Governo brasileiro defende Tratado de Livre Comércio MERCOSUL - UE

O governo brasileiro defendeu nesta terça-feira, 30, a assinatura do Tratado de Livre Comércio entre o MERCOSUL e a União Europeia, negociado há quase 20 anos
30/04/2019 13h05

Cleia Viana

Governo brasileiro defende Tratado de Livre Comércio MERCOSUL - UE

Brasília – O governo brasileiro defendeu nesta terça-feira, 30, a assinatura do Tratado de Livre Comércio entre o MERCOSUL e a União Europeia, negociado há quase 20 anos. De acordo com os representantes dos ministérios das Relações Exteriores, Agricultura e Pecuária e Economia, o presidente Jair Bolsonaro conferiu prioridade absoluta às negociações.

No dia 13 de maio, será realizada a segunda rodada de negociações do ano. A primeira, ocorreu em Buenos Aires no mês de março e serviu para destravar uma série de questões. Na avaliação dos dois blocos, o novo presidente brasileiro trouxe dinamismo para fazer avançar os entendimentos.

De acordo com o ministro Michel Arslanian Neto, Diretor do Departamento de MERCOSUL e Integração Regional do ministério das Relações Exteriores, a intenção é fechar o acordo ainda na atual gestão da Comissão Europeia. No dia 26 de maio, serão realizadas as eleições para o Parlamento Europeu e as mudanças serão efetivadas até novembro.

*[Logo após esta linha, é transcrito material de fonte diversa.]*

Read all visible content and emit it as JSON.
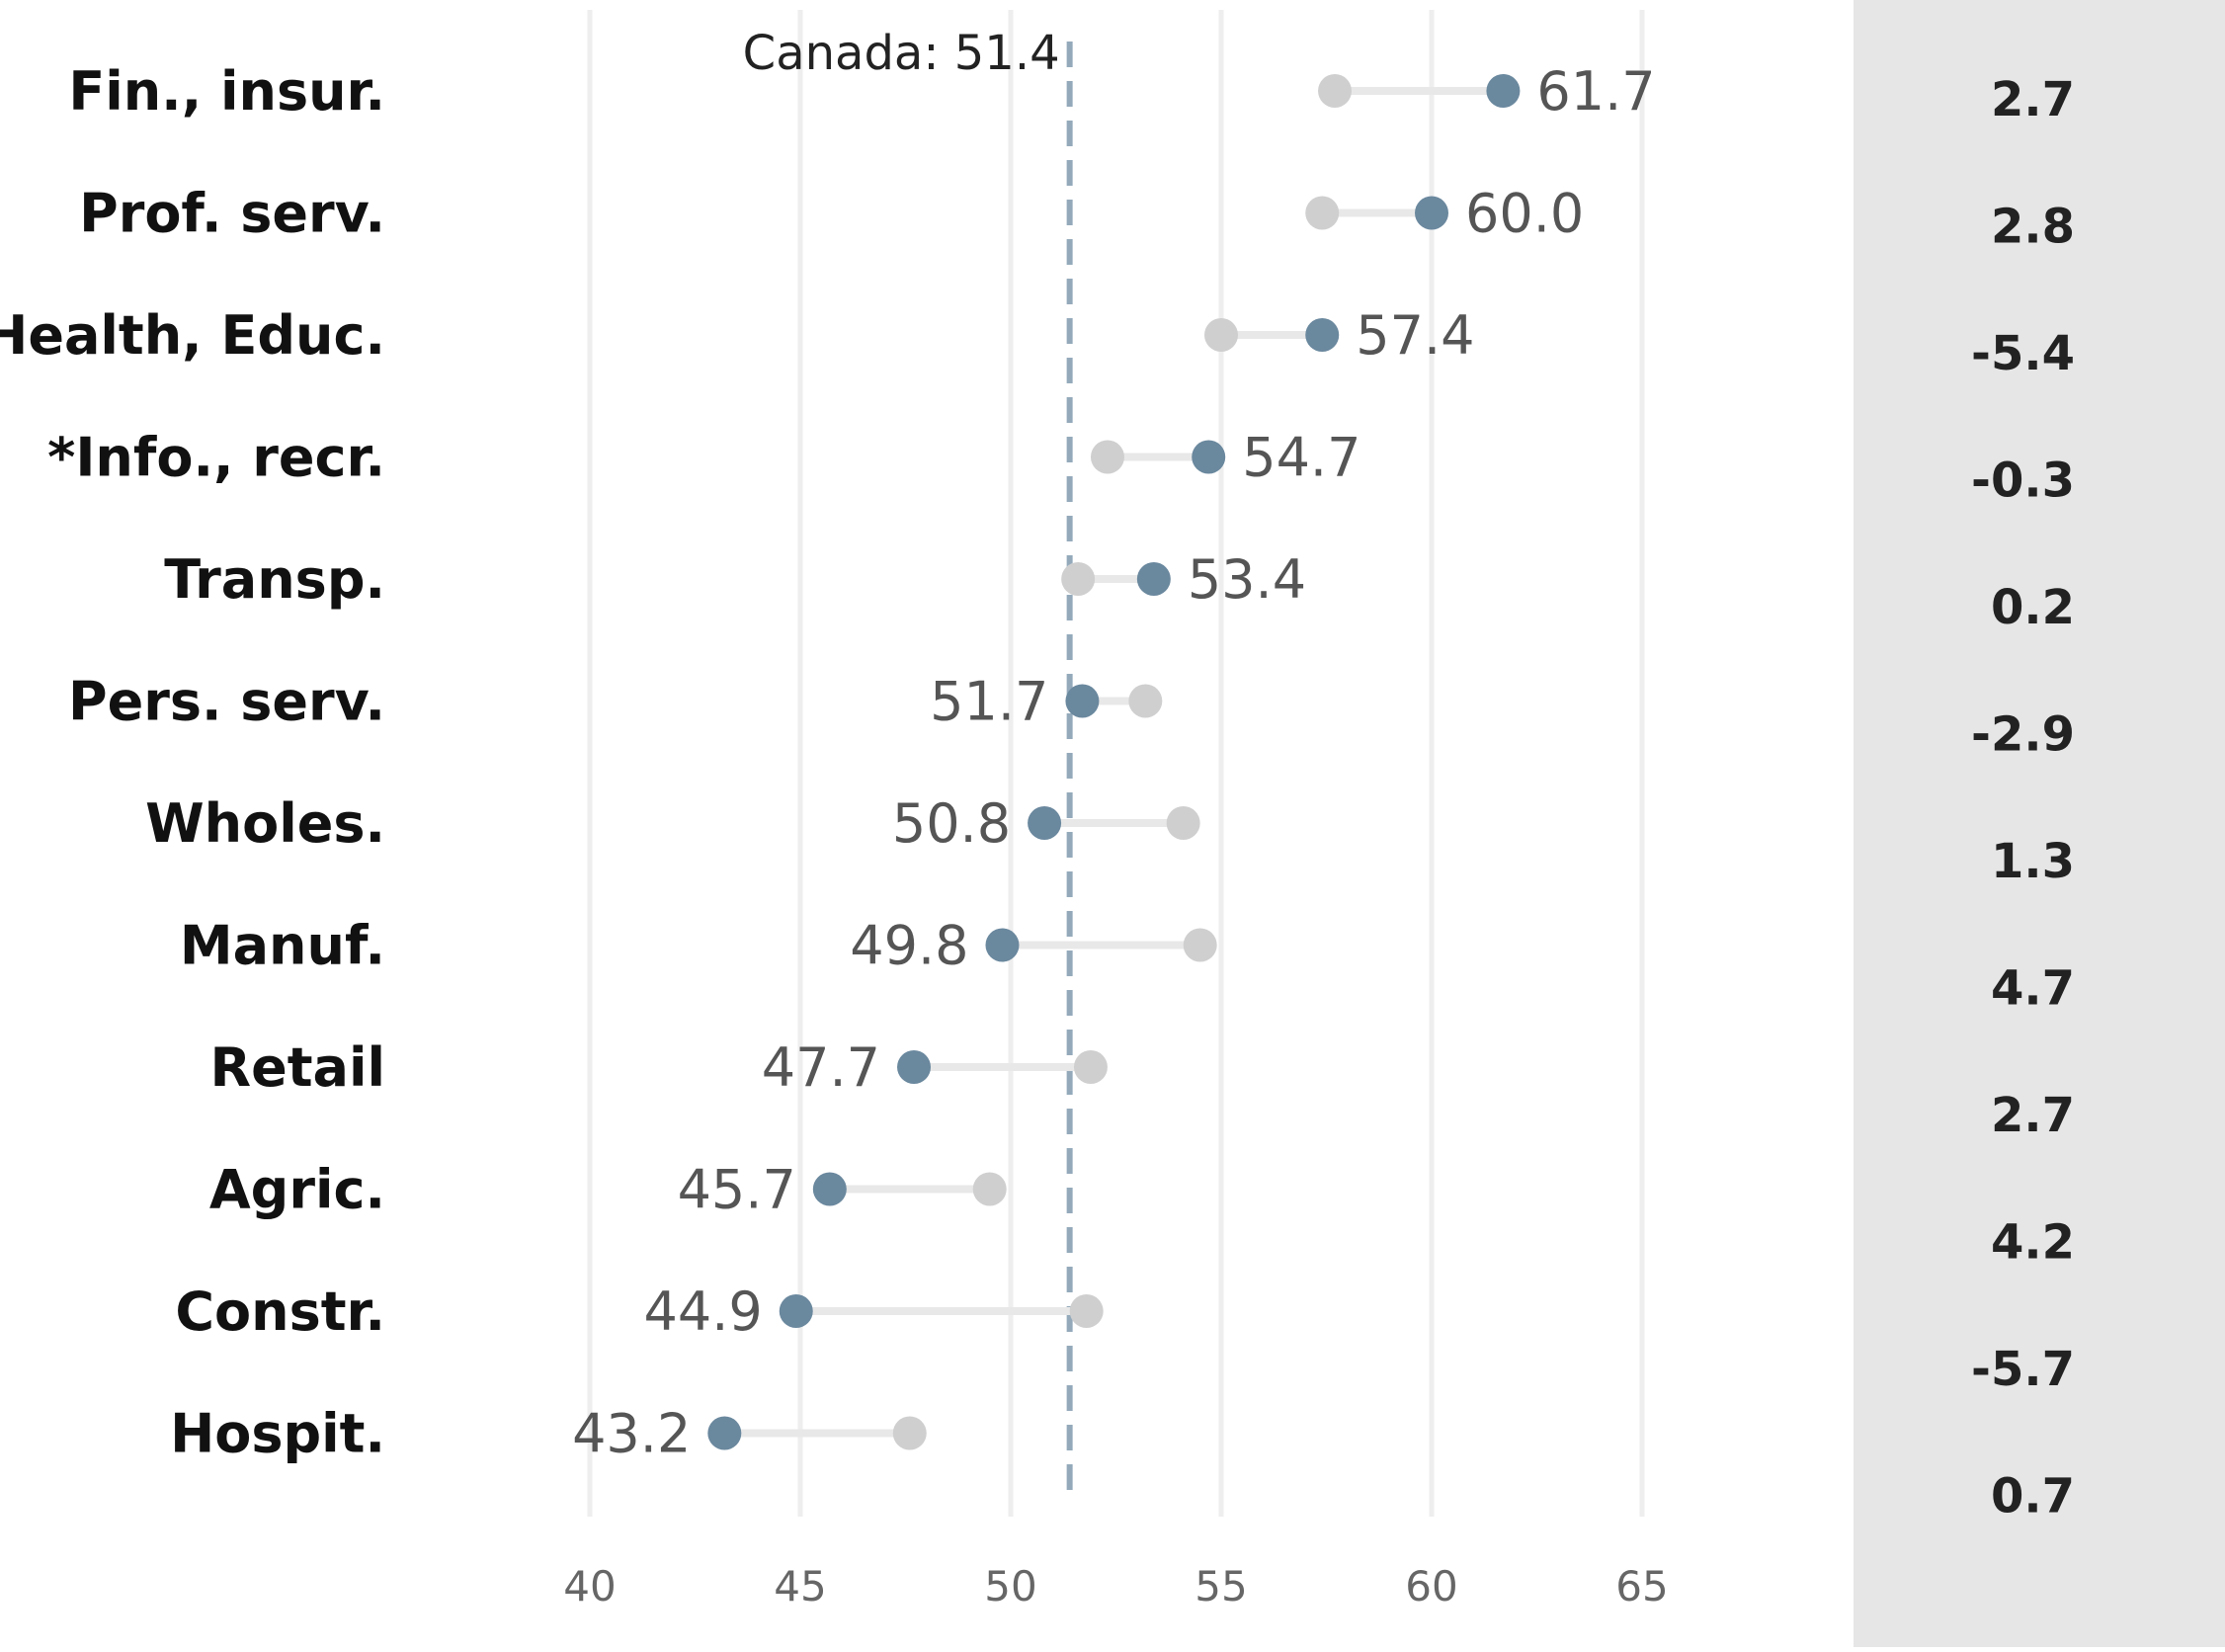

Segundo ele, “há uma janela entre maio e novembro que queremos aproveitar. Os dois lados terão de ceder e ver as coisas pela sua importância política. Há uma mensagem muito relevante a ser passada quando a OMC atravessa um momento de impasse e há o crescimento do protecionismo”, explicou.

Na avaliação do governo brasileiro, o acordo dará mais fôlego para se avançar em outras negociações. Neste ano, já foram realizadas rodadas entre o MERCOSUL e o Canadá, Coreia do Sul, Singapura e os países do EFTA. Japão e Estados Unidos também têm interesse em discutir comércio com o bloco sul-americano.

Já a Diretora do Departamento de Comércio e Negociações Comerciais da Secretaria de Comércio e Negociações Internacionais do ministério da Agricultura, Pecuária e Abastecimento, Ana Lúcia Oliveira Gomes, “a agricultura brasileira não pode ignorar a robustez do setor agrícola europeu. Há muitos produtos sensíveis e estamos em diálogo permanente com os sócios do MERCOSUL para alinharmos e ajustarmos posições”, afirmou.

No entanto, ela reconheceu que a União Europeia tem feito concessões importantes para frutas, café solúvel e cachaça, entre outros.

Também presente na audiência pública realizada pela CREDN, Alexandre Lobo, Subsecretário de Relações Internacionais da Secretaria Especial de Comércio Exterior e Assuntos Internacionais do ministério da Economia, defendeu a conclusão das negociações. Ele revelou que a União Europeia representa entre 17% e 18% do comércio exterior do Brasil, enquanto a corrente de comércio chegou, em 2018, aos US$ 76 bilhões.

O evento atendeu a requerimento do deputado Hildo Rocha (MDB-MA), subscrito pelo presidente da Comissão de Relações Exteriores e de Defesa Nacional, Eduardo Bolsonaro (PSL-SP).